I have trouble following what you're saying. If what you're saying is essentially that in char[] is a better parameter definition than string for functions that don't need to escape their string argument, then yes, you are entirely right.

So what I recommend is:

void foo(in char[] s); // foo looks at s, doesn't escape it
void bar(string s); // bar needs to save s
void baz(char[] s); // baz needs to change s' contents

I think all these problems boil down to the fact that invariant
tells you about the container rather than the object itself; but
whether the object actually is invariant is totally independent
of the container. The genius of D 1.0's const is that it makes an
actual, actionable true statement about the object. That was a
HUGE benefit. This tries to push it back into C territory and I
don't think it works.
I don't think I understand most of this, possibly because some of
it is wrong. D2's immutable does offer a solid guarantee about
what's going on and offers a programming model that makes it easy
to write correct code without undue aliasing. So C doesn't quite
enter into the picture there.

Objects in a container being invariant tell a lot about the
container. That property makes the container shareable without a
risk.

I don't buy that this is going to lead to any MP bonuses either.
Wait and see.

I don't need to wait and see when twenty years of "hinted
optimisation" have had predictable results. If the programmer can set
an incorrect state doing something which he's forced to do, then any
compiler which uses this state as an actual description about the
situation will cause problems because the compiler's opportunities to
apply these optimisations will shift over the course of the
development of the program. Code works, add one line, code doesn't
work. Code works, try it on another machine, code doesn't work.

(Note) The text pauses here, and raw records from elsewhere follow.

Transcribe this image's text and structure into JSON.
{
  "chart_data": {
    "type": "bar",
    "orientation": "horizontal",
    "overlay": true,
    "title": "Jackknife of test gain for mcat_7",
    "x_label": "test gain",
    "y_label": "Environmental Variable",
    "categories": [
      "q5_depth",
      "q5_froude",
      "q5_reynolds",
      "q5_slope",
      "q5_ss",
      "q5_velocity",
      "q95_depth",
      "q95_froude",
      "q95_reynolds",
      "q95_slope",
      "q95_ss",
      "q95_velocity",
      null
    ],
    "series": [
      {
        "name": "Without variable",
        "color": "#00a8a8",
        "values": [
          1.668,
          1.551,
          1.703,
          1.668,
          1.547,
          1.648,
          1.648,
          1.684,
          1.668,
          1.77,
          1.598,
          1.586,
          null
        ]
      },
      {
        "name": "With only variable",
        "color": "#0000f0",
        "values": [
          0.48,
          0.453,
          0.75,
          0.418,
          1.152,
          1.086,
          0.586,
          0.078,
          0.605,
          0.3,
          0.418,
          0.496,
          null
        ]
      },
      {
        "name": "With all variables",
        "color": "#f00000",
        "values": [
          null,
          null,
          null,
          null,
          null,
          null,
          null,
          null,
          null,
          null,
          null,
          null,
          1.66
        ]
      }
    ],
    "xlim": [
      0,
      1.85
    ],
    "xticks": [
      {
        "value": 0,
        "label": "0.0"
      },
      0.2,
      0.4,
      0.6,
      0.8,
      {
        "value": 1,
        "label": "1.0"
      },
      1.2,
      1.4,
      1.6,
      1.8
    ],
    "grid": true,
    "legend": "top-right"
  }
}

You are completely, thoroughly losing me. I can only assume you are misunderstanding the role of const and immutable in manycore programming and build from there.

The only way I can see this working is if the compiler really did
have a good idea about the nature of the state, at which point the
programmer's statements are completely superfluous. That's not
coincidentally exactly how we do these optimisations now: determine
whether the state is in such a way that we can do this safely, and
only then actually apply the optimisation.

That can involve automatic MP of a sort - I understand that's the way
the C-based MP systems work, where you tell it that the state of the
program is such and such before letting it go ahead.

Fully automatic unambiguous effective parallelisation requires that
everything the programmer says is true. It's not something that can
be stuffed into a language with pointers and external API calls. If
you think you can do that, fine. But you haven't, and nobody else
has, to my knowledge.

I continue being lost. Words assemble in phrases, phrases assemble in sentences, sentences parse properly, but I can't understand one thing. I need to defer a response to others.